Infected with Superfish AdWare? Here’s what you can do
First of all, you need to check whether your Lenovo device is infected or not. At the time of writing this, Lenovo has issued an official statement, saying that only some consumer notebook products shipped between October and December have been affected:
Superfish was previously included on some consumer notebook products shipped in a short window between October and December to help customers potentially discover interesting products while shopping
Looking at various reports from users around the web, it seems only the Lenovo P, Y & Z series are affected, while Yoga and ThinkPad models are unaffected. [Update: Lenovo says even the E, Flex, G, M, S, U and Yoga series models are affected as well]
But go ahead and access this website (via @supersat) which will run a very simple Superfish CA test. Also, you can check Can I Be Super-Phished, and if you can access the website without any requirements, then it means you are vulnerable. To make it clear, if you DON’T get a warning, only then you are vulnerable.
Now, if you have been affected, first of all, you need to understand that the only sure remedy would be to be reinstall Windows from a non-Lenovo image or move to another operating system. Uninstalling the Superfish software can reportedly leave the root certificate authority behind, but if you’re sure you want to do it, here are the steps you need to take:
- Go to Control Panel and search for “certificates”
- In the “manage computer certificates” option click on the “Trusted Root Certification Authorities” option and then “Certificates”
- From the list of certificates you see one with Superfish Inc attached to it
- Uninstall it if it’s present
However, it seems that Lenovo has taken some actions to prevent this, but it could be a little too late.

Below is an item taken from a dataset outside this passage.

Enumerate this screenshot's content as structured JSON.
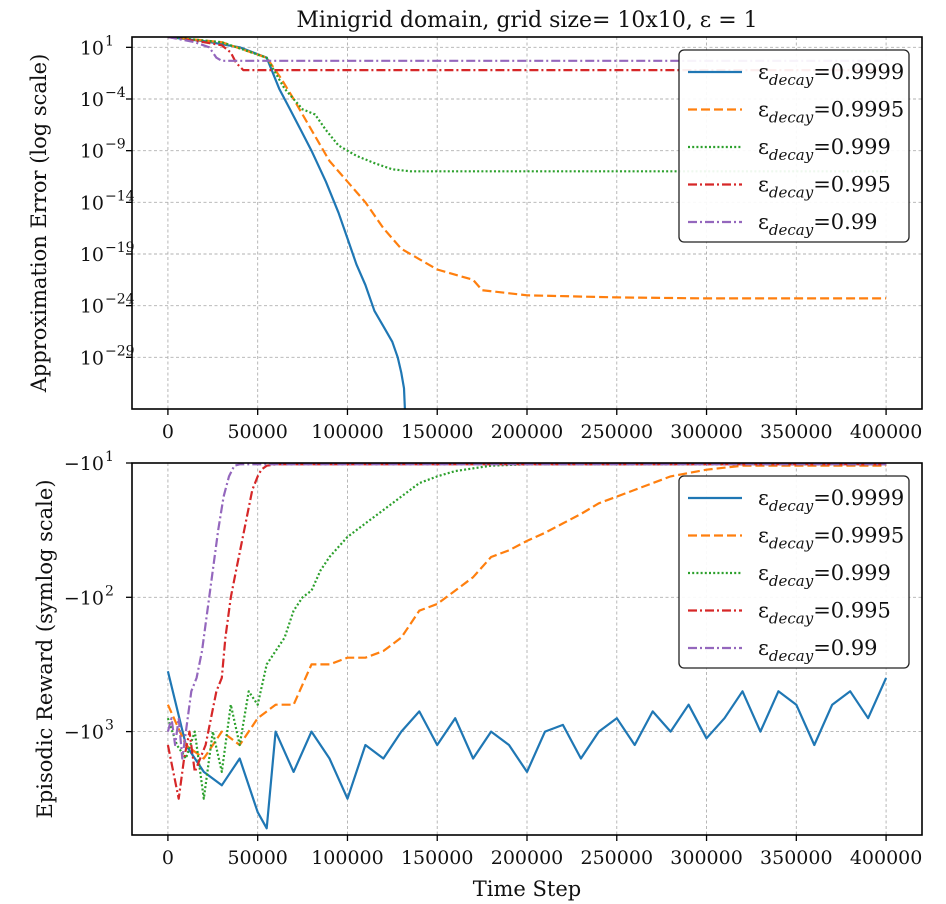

Here’s what you need to know
- Superfish has completely disabled server side interactions since January) on all Lenovo products, thus disabling Superfish for all products in market
- Lenovo stopped preloading the software in January
- The company will not preload this software in the future
But this doesn’t answer if a hacker can misuse the already installed fake certificates. Hence, follow the steps above to stay safe. This should be a good lesson to all electronics makers out there. They should really respect a simple rule of business – when somebody buys your product, it belongs to them, and you shouldn’t ‘dare’ to infiltrate it with all sorts of dubious cash-making tools.